Una persona fue la principal responsable de esta revolución: Rabí Israel Baal Shem Tov (1698–1760).
Recibió el apoyo de un grupo de cabalistas ocultos que seguían la tradición del gran cabalista, el Arizal. Este grupo alentó al Baal Shem Tov a asumir un papel de liderazgo y convertirse en guía espiritual para el pueblo judío.
A diferencia de otras revoluciones, la Revolución Jasídica no introdujo nuevas creencias. Más bien, volvió a enfatizar algunos principios esenciales de la fe y la filosofía judía.
Entre esos principios, quizá el más conocido sea el énfasis en la alegría. Uno de los discípulos del Baal Shem Tov expresó esta idea con las siguientes palabras:
“Aunque la depresión no es un pecado, puede conducir a los peores pecados”.
Canta, baila, sonríe; haz lo que haga falta para despertar la alegría.
En la última parte del libro de Deuteronomio, Di-s reprende a Su pueblo con estas palabras:
“Porque no has servido a Di-s, tu Di-s, con alegría y con buen corazón cuando tenías abundancia de todo, servirás a tus enemigos que Di-s enviará contra ti…” (Deuteronomio 28:47–48).
¿Cuál era la crítica de Di-s?
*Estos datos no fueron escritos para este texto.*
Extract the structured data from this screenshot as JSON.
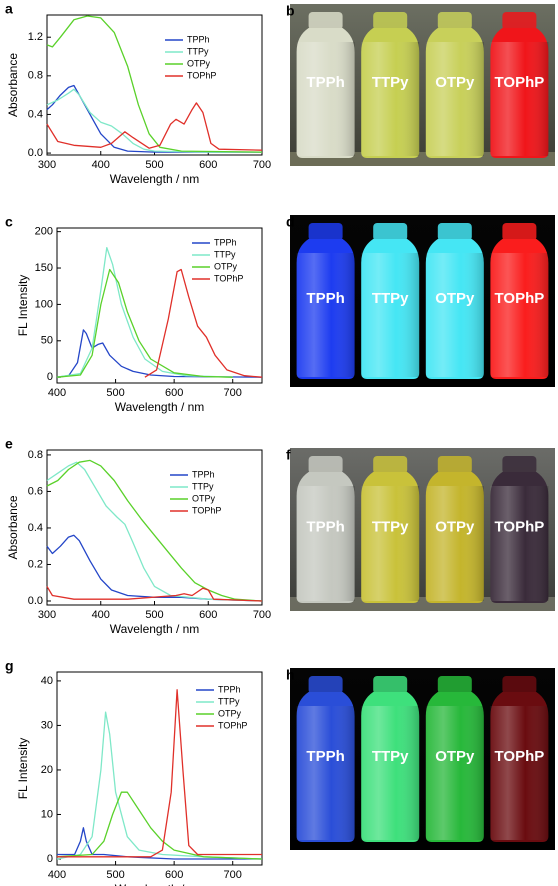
{
  "chart_data": [
    {
      "type": "line",
      "panel": "a",
      "x_label": "Wavelength / nm",
      "y_label": "Absorbance",
      "xlim": [
        300,
        700
      ],
      "xticks": [
        300,
        400,
        500,
        600,
        700
      ],
      "ylim": [
        -0.02,
        1.43
      ],
      "yticks": [
        {
          "value": 0,
          "label": "0.0"
        },
        0.4,
        0.8,
        1.2
      ],
      "series": [
        {
          "name": "TPPh",
          "color": "#2446c8",
          "x": [
            300,
            310,
            325,
            340,
            350,
            360,
            375,
            400,
            425,
            450,
            500,
            600,
            700
          ],
          "values": [
            0.45,
            0.5,
            0.6,
            0.68,
            0.7,
            0.6,
            0.45,
            0.2,
            0.06,
            0.02,
            0.01,
            0.01,
            0.01
          ]
        },
        {
          "name": "TTPy",
          "color": "#7fe8c8",
          "x": [
            300,
            320,
            340,
            350,
            360,
            380,
            400,
            420,
            440,
            460,
            480,
            500,
            600,
            700
          ],
          "values": [
            0.5,
            0.55,
            0.62,
            0.66,
            0.6,
            0.42,
            0.32,
            0.28,
            0.2,
            0.1,
            0.04,
            0.02,
            0.01,
            0.01
          ]
        },
        {
          "name": "OTPy",
          "color": "#5ad12a",
          "x": [
            300,
            310,
            325,
            350,
            375,
            400,
            425,
            450,
            470,
            490,
            510,
            550,
            700
          ],
          "values": [
            1.12,
            1.1,
            1.2,
            1.38,
            1.42,
            1.4,
            1.25,
            0.9,
            0.5,
            0.2,
            0.06,
            0.02,
            0.01
          ]
        },
        {
          "name": "TOPhP",
          "color": "#e0302a",
          "x": [
            300,
            320,
            350,
            400,
            420,
            445,
            460,
            490,
            510,
            530,
            540,
            555,
            570,
            578,
            590,
            605,
            620,
            700
          ],
          "values": [
            0.3,
            0.12,
            0.08,
            0.06,
            0.1,
            0.22,
            0.16,
            0.05,
            0.08,
            0.3,
            0.35,
            0.3,
            0.45,
            0.52,
            0.42,
            0.1,
            0.04,
            0.03
          ]
        }
      ]
    },
    {
      "type": "line",
      "panel": "c",
      "x_label": "Wavelength / nm",
      "y_label": "FL Intensity",
      "xlim": [
        400,
        750
      ],
      "xticks": [
        400,
        500,
        600,
        700
      ],
      "ylim": [
        -8,
        205
      ],
      "yticks": [
        0,
        50,
        100,
        150,
        200
      ],
      "series": [
        {
          "name": "TPPh",
          "color": "#2446c8",
          "x": [
            400,
            420,
            435,
            445,
            450,
            460,
            470,
            478,
            490,
            510,
            530,
            560,
            600,
            750
          ],
          "values": [
            0,
            2,
            20,
            65,
            60,
            40,
            45,
            47,
            30,
            15,
            8,
            3,
            1,
            0
          ]
        },
        {
          "name": "TTPy",
          "color": "#7fe8c8",
          "x": [
            400,
            440,
            460,
            475,
            485,
            495,
            510,
            530,
            550,
            580,
            620,
            700
          ],
          "values": [
            0,
            5,
            40,
            120,
            178,
            155,
            100,
            55,
            25,
            8,
            2,
            0
          ]
        },
        {
          "name": "OTPy",
          "color": "#5ad12a",
          "x": [
            400,
            440,
            460,
            475,
            490,
            505,
            520,
            540,
            560,
            600,
            650,
            700
          ],
          "values": [
            0,
            3,
            30,
            100,
            148,
            130,
            90,
            50,
            25,
            6,
            1,
            0
          ]
        },
        {
          "name": "TOPhP",
          "color": "#e0302a",
          "x": [
            550,
            570,
            590,
            605,
            612,
            625,
            640,
            655,
            670,
            690,
            720,
            750
          ],
          "values": [
            0,
            10,
            80,
            145,
            148,
            110,
            70,
            55,
            30,
            10,
            2,
            0
          ]
        }
      ]
    },
    {
      "type": "line",
      "panel": "e",
      "x_label": "Wavelength / nm",
      "y_label": "Absorbance",
      "xlim": [
        300,
        700
      ],
      "xticks": [
        300,
        400,
        500,
        600,
        700
      ],
      "ylim": [
        -0.022,
        0.827
      ],
      "yticks": [
        {
          "value": 0,
          "label": "0.0"
        },
        0.2,
        0.4,
        0.6,
        0.8
      ],
      "series": [
        {
          "name": "TPPh",
          "color": "#2446c8",
          "x": [
            300,
            310,
            325,
            340,
            350,
            360,
            380,
            400,
            420,
            450,
            500,
            550,
            600,
            700
          ],
          "values": [
            0.3,
            0.26,
            0.3,
            0.35,
            0.36,
            0.33,
            0.22,
            0.12,
            0.06,
            0.03,
            0.02,
            0.02,
            0.01,
            0
          ]
        },
        {
          "name": "TTPy",
          "color": "#7fe8c8",
          "x": [
            300,
            320,
            340,
            355,
            370,
            390,
            410,
            430,
            445,
            460,
            480,
            500,
            530,
            600,
            700
          ],
          "values": [
            0.66,
            0.7,
            0.74,
            0.76,
            0.72,
            0.62,
            0.52,
            0.46,
            0.42,
            0.32,
            0.18,
            0.08,
            0.03,
            0.01,
            0
          ]
        },
        {
          "name": "OTPy",
          "color": "#5ad12a",
          "x": [
            300,
            320,
            340,
            360,
            380,
            400,
            425,
            450,
            475,
            500,
            525,
            550,
            575,
            600,
            625,
            650,
            700
          ],
          "values": [
            0.63,
            0.66,
            0.72,
            0.76,
            0.77,
            0.74,
            0.66,
            0.55,
            0.45,
            0.36,
            0.27,
            0.18,
            0.1,
            0.06,
            0.03,
            0.01,
            0
          ]
        },
        {
          "name": "TOPhP",
          "color": "#e0302a",
          "x": [
            300,
            310,
            350,
            450,
            540,
            555,
            570,
            590,
            600,
            610,
            700
          ],
          "values": [
            0.08,
            0.03,
            0.01,
            0.01,
            0.03,
            0.04,
            0.03,
            0.07,
            0.06,
            0.01,
            0
          ]
        }
      ]
    },
    {
      "type": "line",
      "panel": "g",
      "x_label": "Wavelength / nm",
      "y_label": "FL Intensity",
      "xlim": [
        400,
        750
      ],
      "xticks": [
        400,
        500,
        600,
        700
      ],
      "ylim": [
        -1.35,
        42
      ],
      "yticks": [
        0,
        10,
        20,
        30,
        40
      ],
      "series": [
        {
          "name": "TPPh",
          "color": "#2446c8",
          "x": [
            400,
            430,
            440,
            445,
            450,
            460,
            480,
            520,
            600,
            750
          ],
          "values": [
            1,
            1,
            4,
            7,
            4,
            1,
            1,
            0.5,
            0,
            0
          ]
        },
        {
          "name": "TTPy",
          "color": "#7fe8c8",
          "x": [
            400,
            440,
            460,
            475,
            483,
            490,
            500,
            520,
            540,
            580,
            650,
            750
          ],
          "values": [
            0,
            1,
            5,
            20,
            33,
            28,
            15,
            5,
            2,
            1,
            0.5,
            0
          ]
        },
        {
          "name": "OTPy",
          "color": "#5ad12a",
          "x": [
            400,
            460,
            480,
            495,
            510,
            520,
            540,
            560,
            580,
            600,
            650,
            750
          ],
          "values": [
            0.5,
            1,
            4,
            10,
            15,
            15,
            11,
            7,
            4,
            2,
            0.5,
            0
          ]
        },
        {
          "name": "TOPhP",
          "color": "#e0302a",
          "x": [
            400,
            560,
            580,
            595,
            605,
            615,
            625,
            640,
            750
          ],
          "values": [
            0.5,
            0.5,
            2,
            15,
            38,
            20,
            3,
            1,
            1
          ]
        }
      ]
    }
  ],
  "photos": [
    {
      "panel": "b",
      "labels": [
        "TPPh",
        "TTPy",
        "OTPy",
        "TOPhP"
      ]
    },
    {
      "panel": "d",
      "labels": [
        "TPPh",
        "TTPy",
        "OTPy",
        "TOPhP"
      ]
    },
    {
      "panel": "f",
      "labels": [
        "TPPh",
        "TTPy",
        "OTPy",
        "TOPhP"
      ]
    },
    {
      "panel": "h",
      "labels": [
        "TPPh",
        "TTPy",
        "OTPy",
        "TOPhP"
      ]
    }
  ]
}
No que no hubiera sido servido, sino que no lo habían hecho con alegría.
Los maestros jasídicos enseñan que es fundamental generar alegría desde nuestro interior, ya que ella nos permite superar los desafíos que enfrentamos en nuestras vidas.
En años recientes se han realizado diversos estudios sobre los efectos del pensamiento positivo en el cerebro. Las personas con una actitud positiva suelen mostrar mayores niveles de creatividad. Científicos de la Universidad Cornell realizaron un experimento con médicos y descubrieron que, cuando los pacientes les entregaban un pequeño obsequio, los médicos eran más eficaces al integrar la información del caso y menos propensos a quedar atrapados en sus ideas iniciales.
En 1988, el Rebe enseñó que una manera de acercar la redención es aumentar la alegría. Solamente a través de la alegría tenemos el poder de romper nuestras barreras personales y las del exilio.
Sé feliz. Te beneficiarás a ti mismo y al mundo.
Basado en Tania, capítulo 26, y en el discurso del Rebe pronunciado en Shabat Parashat Ki Tetzé 5748.